Autour des tapis installés en carré dans ce gymnase froid comme le marbre, Mân tourne et observe l’éducateur. La séance, c’est jeux d’opposition, une forme d’initiation à la lutte, à l’esquive. L’instit intellectualise : « C’est bien pour la notion de contact, de toucher, le côté garçon – fille ». Les enfants, ils sont turcs, bulgares, marocains, congolais, l’éducateur, c’est Mehdi Akaouch.
Mehdi, il saute, il court, il monte les genoux. Il s’arrête, il répète, les mains dans le dos : « Tu sais pas compter ? Y’en a qui savent pas compter ici ? ». Les gamins se réchauffent vite, Mehdi court encore, il saute encore, il monte encore les genoux : « Toi, on t’a dit de prendre un ballon ? Eh ! Vous ne connaissez pas les couleurs ? » L’heure passe vite. Les combats, les joutes, les duels sont sans violence. Garçons contre garçons puis garçons contre filles. Une grande rechigne et se tient à l’écart. Cas pratique de l’acceptation de l’autre, du refus de l’autre. Mehdi explique : « Il faut se mettre à leur place. Ils vivent parfois dans un F2, ils sont cinq enfants. Le père est peut-être polygame. Ici, ils peuvent se libérer ».

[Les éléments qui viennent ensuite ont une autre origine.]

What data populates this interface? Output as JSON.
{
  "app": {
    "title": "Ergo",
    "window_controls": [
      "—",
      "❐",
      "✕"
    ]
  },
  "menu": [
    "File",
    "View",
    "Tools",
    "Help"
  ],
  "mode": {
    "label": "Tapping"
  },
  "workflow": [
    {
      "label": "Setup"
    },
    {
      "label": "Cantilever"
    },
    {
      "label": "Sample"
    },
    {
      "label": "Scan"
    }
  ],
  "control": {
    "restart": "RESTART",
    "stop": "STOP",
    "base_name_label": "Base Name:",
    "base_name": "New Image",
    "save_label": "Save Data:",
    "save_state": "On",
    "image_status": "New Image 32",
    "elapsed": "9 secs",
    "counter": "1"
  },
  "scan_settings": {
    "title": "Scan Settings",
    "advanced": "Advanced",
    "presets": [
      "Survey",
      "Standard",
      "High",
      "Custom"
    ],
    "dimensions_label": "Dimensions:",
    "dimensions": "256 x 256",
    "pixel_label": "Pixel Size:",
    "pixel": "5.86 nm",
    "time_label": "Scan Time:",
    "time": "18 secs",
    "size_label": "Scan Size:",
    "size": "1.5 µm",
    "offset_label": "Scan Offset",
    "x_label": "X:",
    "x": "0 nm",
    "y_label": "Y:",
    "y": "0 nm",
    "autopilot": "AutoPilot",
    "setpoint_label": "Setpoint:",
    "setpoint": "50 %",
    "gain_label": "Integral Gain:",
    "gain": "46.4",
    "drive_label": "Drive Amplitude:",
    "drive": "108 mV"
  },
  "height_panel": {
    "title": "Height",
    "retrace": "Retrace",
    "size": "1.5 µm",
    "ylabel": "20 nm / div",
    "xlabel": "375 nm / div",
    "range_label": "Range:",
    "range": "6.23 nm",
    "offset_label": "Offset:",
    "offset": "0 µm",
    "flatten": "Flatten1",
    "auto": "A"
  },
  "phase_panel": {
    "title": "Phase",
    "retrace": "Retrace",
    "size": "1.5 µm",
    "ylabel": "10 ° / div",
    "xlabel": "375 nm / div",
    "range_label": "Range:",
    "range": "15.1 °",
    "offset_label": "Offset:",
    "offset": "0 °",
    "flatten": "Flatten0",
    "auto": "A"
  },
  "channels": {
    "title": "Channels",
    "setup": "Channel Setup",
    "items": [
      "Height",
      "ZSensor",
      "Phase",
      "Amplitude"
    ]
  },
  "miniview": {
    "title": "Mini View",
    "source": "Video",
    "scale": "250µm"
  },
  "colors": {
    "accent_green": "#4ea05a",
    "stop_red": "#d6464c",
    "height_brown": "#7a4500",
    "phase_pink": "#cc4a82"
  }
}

Mehdi Akaouch est né dans le 18ème. Un père agent d’entretien chez Chevigon puis chez Ventilo, rue du Louvre, une mère femme de ménage. Ils se sont connus à l’hôpital, par le plus curieux des hasards, le père opéré du coeur, la mère opérée du foie, des mois de convalescence en commun. Mehdi passe un BEP compta. A 17 ans, il a déjà tiré sur les cordages pour quitter le modeste appartement familial. Il bosse, il « ride » de cité en cité et enchaîne les missions d’intérim. Il courbe l’échine. Le plus souvent dans la manutention et le travail à la chaîne comme chez GEFCO à St Ouen l’Aumône un sous-traitant de PSA. « Je vivais à gauche, à droite ». Il passe un BAC logistique mais les petits boulots demeurent son quotidien. Il y a un côté besogneux, effarouché et prolétaire. Mehdi lève la main et pince l’index avec son pouce pour dire : « J’ai une pile comme ça de fiches de paie ».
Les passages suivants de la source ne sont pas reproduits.